$\textit{The proposition}$: On any variety $Y$, there is a base for the topology consisting of open affine sets.
$\textit{The proof}$: Assume $Y$ is quasi-affine in $\mathbb{A}^n$ and let $Z=\overline{Y}-Y$ with $\mathfrak{a}$ the ideal of $Z$ in $k[x_1,\dots, x_n]$. Let $P\in Y$. If $P\notin Z$ there is a polynomial $f\in \mathfrak{a}$ for which $f(P)\neq 0$. Let $H = Z(f)\subseteq \mathbb{A}^n$. Then $P\in Y-Y\cap H$ is open in $Y$ and closed in $\mathbb{A}^n - H$, the latter an affine variety. Thus $Y-Y\cap H$ is the desired open neighborhood.
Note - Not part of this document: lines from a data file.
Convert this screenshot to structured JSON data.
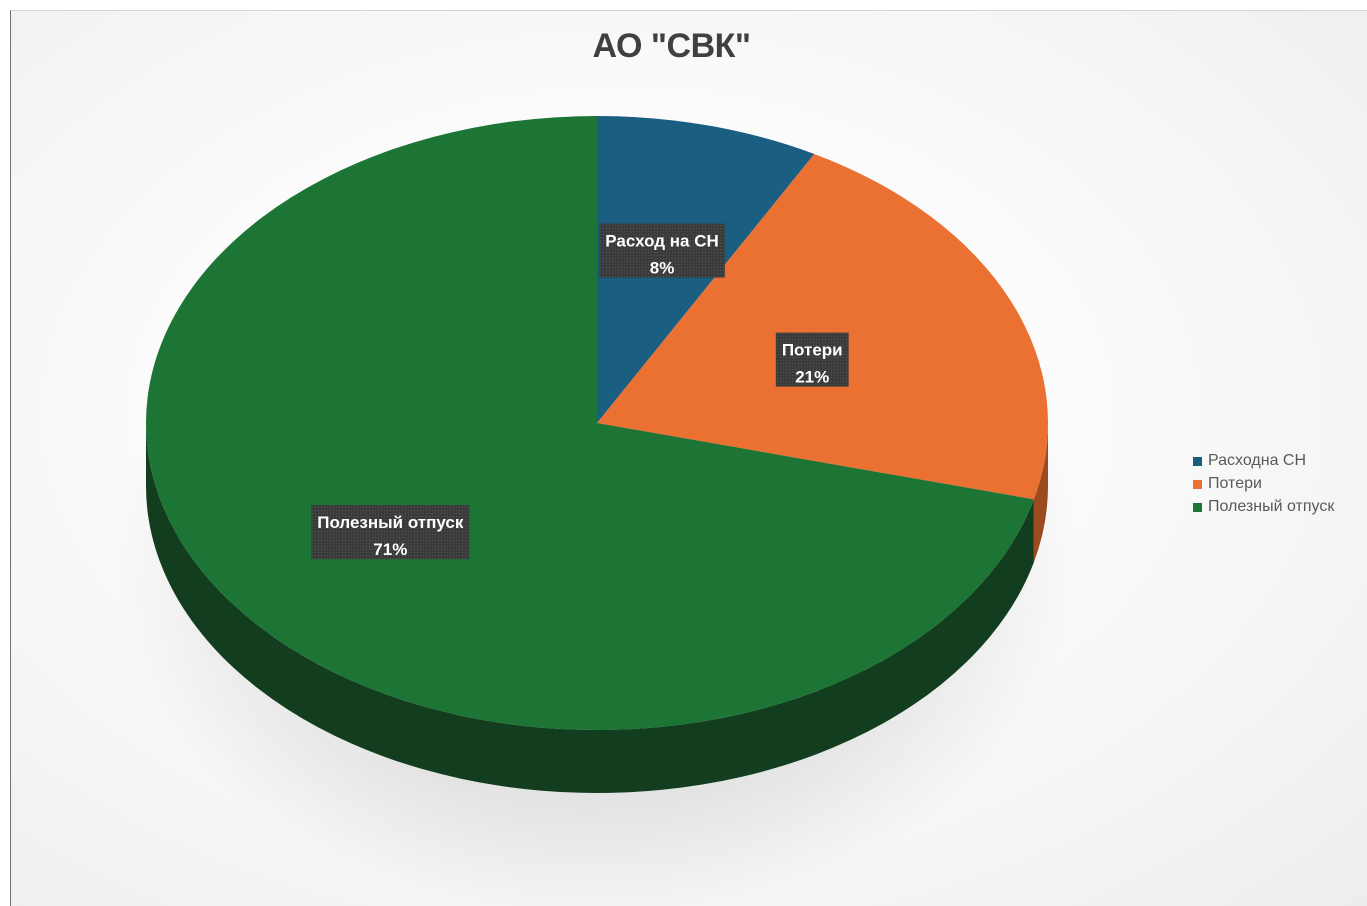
{
  "chart_data": {
    "type": "pie",
    "title": "АО \"СВК\"",
    "categories": [
      "Расход на СН",
      "Потери",
      "Полезный отпуск"
    ],
    "legend_labels": [
      "Расходна СН",
      "Потери",
      "Полезный отпуск"
    ],
    "values": [
      8,
      21,
      71
    ],
    "data_labels": [
      {
        "name": "Расход на СН",
        "value": "8%"
      },
      {
        "name": "Потери",
        "value": "21%"
      },
      {
        "name": "Полезный отпуск",
        "value": "71%"
      }
    ],
    "colors": [
      "#1a5e82",
      "#ea7132",
      "#1c7534"
    ],
    "side_colors": [
      "#0f3a52",
      "#9c4a1f",
      "#123d1e"
    ],
    "legend_position": "right",
    "style": "3d"
  }
}
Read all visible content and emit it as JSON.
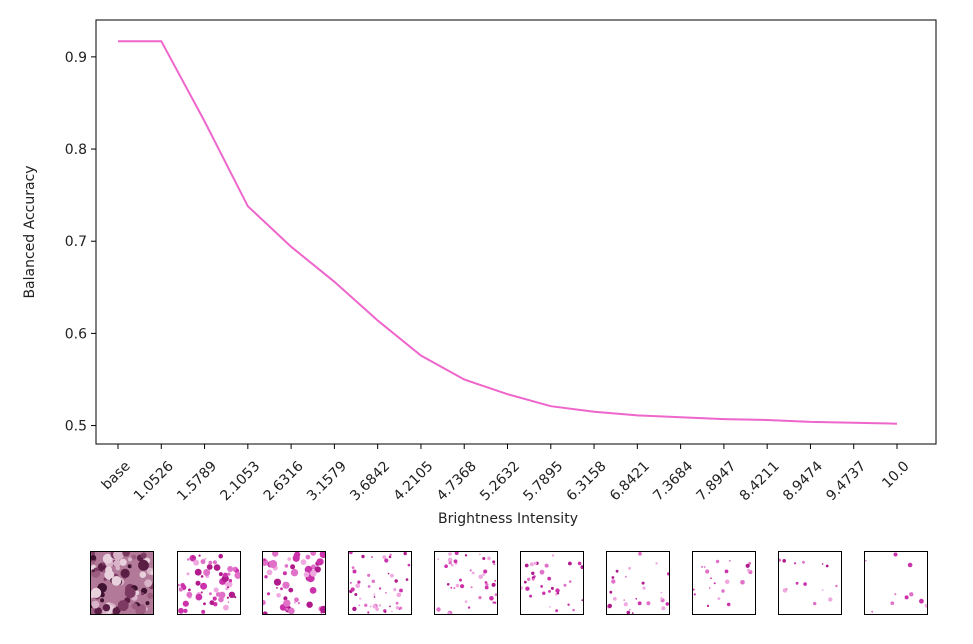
{
  "chart_data": {
    "type": "line",
    "title": "",
    "xlabel": "Brightness Intensity",
    "ylabel": "Balanced Accuracy",
    "categories": [
      "base",
      "1.0526",
      "1.5789",
      "2.1053",
      "2.6316",
      "3.1579",
      "3.6842",
      "4.2105",
      "4.7368",
      "5.2632",
      "5.7895",
      "6.3158",
      "6.8421",
      "7.3684",
      "7.8947",
      "8.4211",
      "8.9474",
      "9.4737",
      "10.0"
    ],
    "series": [
      {
        "color": "#ee66cc",
        "values": [
          0.917,
          0.917,
          0.83,
          0.738,
          0.694,
          0.656,
          0.614,
          0.576,
          0.55,
          0.534,
          0.521,
          0.515,
          0.511,
          0.509,
          0.507,
          0.506,
          0.504,
          0.503,
          0.502
        ]
      }
    ],
    "ylim": [
      0.48,
      0.94
    ],
    "yticks": [
      "0.5",
      "0.6",
      "0.7",
      "0.8",
      "0.9"
    ],
    "grid": false,
    "legend": "none"
  },
  "thumbnails": {
    "count": 10,
    "description_icon": "histology-sample-image"
  }
}
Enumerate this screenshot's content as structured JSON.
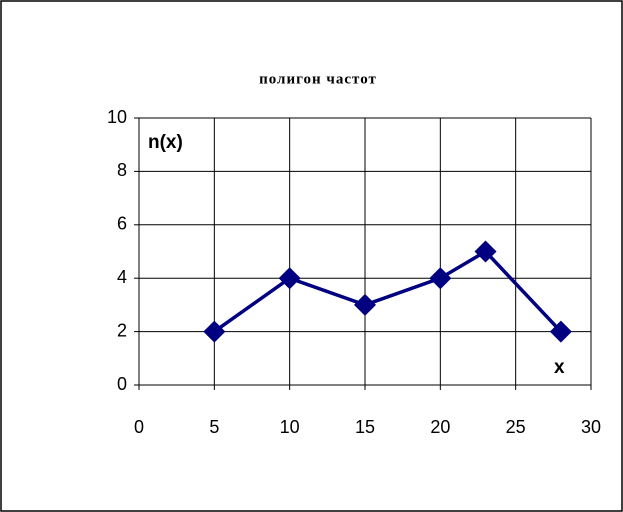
{
  "chart_data": {
    "type": "line",
    "title": "полигон частот",
    "xlabel": "x",
    "ylabel": "n(x)",
    "x": [
      5,
      10,
      15,
      20,
      23,
      28
    ],
    "series": [
      {
        "color": "#000080",
        "values": [
          2,
          4,
          3,
          4,
          5,
          2
        ]
      }
    ],
    "xlim": [
      0,
      30
    ],
    "xticks": [
      0,
      5,
      10,
      15,
      20,
      25,
      30
    ],
    "ylim": [
      0,
      10
    ],
    "yticks": [
      0,
      2,
      4,
      6,
      8,
      10
    ],
    "grid": true
  }
}
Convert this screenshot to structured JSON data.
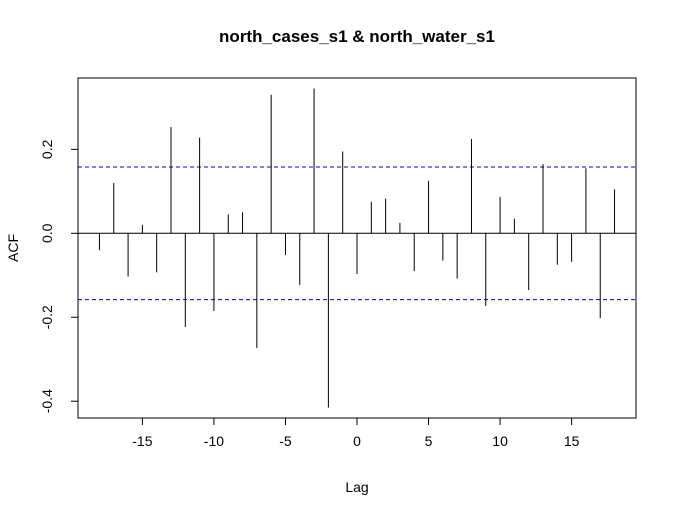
{
  "chart_data": {
    "type": "bar",
    "title": "north_cases_s1 & north_water_s1",
    "xlabel": "Lag",
    "ylabel": "ACF",
    "xlim": [
      -19.5,
      19.5
    ],
    "ylim": [
      -0.44,
      0.37
    ],
    "x_ticks": [
      -15,
      -10,
      -5,
      0,
      5,
      10,
      15
    ],
    "x_tick_labels": [
      "-15",
      "-10",
      "-5",
      "0",
      "5",
      "10",
      "15"
    ],
    "y_ticks": [
      -0.4,
      -0.2,
      0.0,
      0.2
    ],
    "y_tick_labels": [
      "-0.4",
      "-0.2",
      "0.0",
      "0.2"
    ],
    "confidence_bound": 0.158,
    "line_color": "#000000",
    "bound_color": "#0000cc",
    "lags": [
      -18,
      -17,
      -16,
      -15,
      -14,
      -13,
      -12,
      -11,
      -10,
      -9,
      -8,
      -7,
      -6,
      -5,
      -4,
      -3,
      -2,
      -1,
      0,
      1,
      2,
      3,
      4,
      5,
      6,
      7,
      8,
      9,
      10,
      11,
      12,
      13,
      14,
      15,
      16,
      17,
      18
    ],
    "values": [
      -0.04,
      0.12,
      -0.103,
      0.02,
      -0.093,
      0.253,
      -0.223,
      0.228,
      -0.185,
      0.045,
      0.05,
      -0.273,
      0.33,
      -0.052,
      -0.123,
      0.345,
      -0.415,
      0.195,
      -0.097,
      0.075,
      0.083,
      0.025,
      -0.09,
      0.125,
      -0.065,
      -0.108,
      0.225,
      -0.173,
      0.087,
      0.035,
      -0.135,
      0.165,
      -0.075,
      -0.068,
      0.155,
      -0.202,
      0.105
    ]
  }
}
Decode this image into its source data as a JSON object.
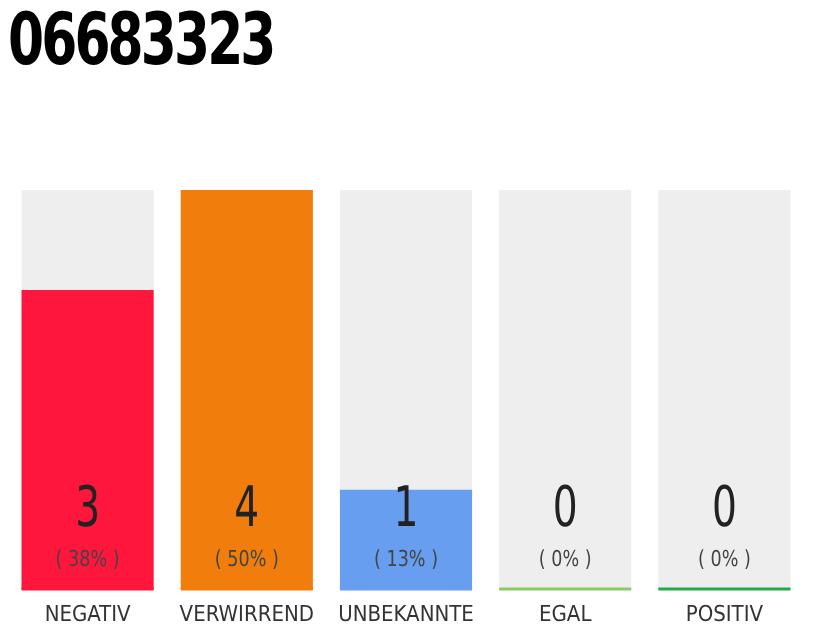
{
  "chart_data": {
    "type": "bar",
    "title": "06683323",
    "categories": [
      "NEGATIV",
      "VERWIRREND",
      "UNBEKANNTE",
      "EGAL",
      "POSITIV"
    ],
    "values": [
      3,
      4,
      1,
      0,
      0
    ],
    "colors": [
      "#ff163c",
      "#f07d0c",
      "#679ef0",
      "#88cc66",
      "#22aa44"
    ],
    "tick_labels": "x",
    "grid": false,
    "legend": false,
    "value_labels": [
      "3\n( 38% )",
      "4\n( 50% )",
      "1\n( 13% )",
      "0\n( 0% )",
      "0\n( 0% )"
    ]
  }
}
$\textit{The problem}$: $Y-Y\cap H = (\mathbb{A}^n - H)\cap Y$. We know $Y$ is open in $\overline{Y}$, and if $Y-Y\cap H$ were closed in that subspace then we should be able to express it as the intersection with a closed set. I'm just not sure why it is closed. If $\overline{Y}=\mathbb{A}^n$, then $Y=\mathbb{A}^n - Z(T)$ is a standard open set, hence quasi-affine variety, and $Y-Y\cap H$ would therefore be open in $\mathbb{A}^n$ by defintion of the subspace topology.
Since $f\in\mathfrak{a}$, $Z\subseteq H$. So $(\mathbb{A}^n-H)\cap Y=(\mathbb{A}^n-H)\cap \overline{Y}$, which is closed in $\mathbb{A}^n-H$.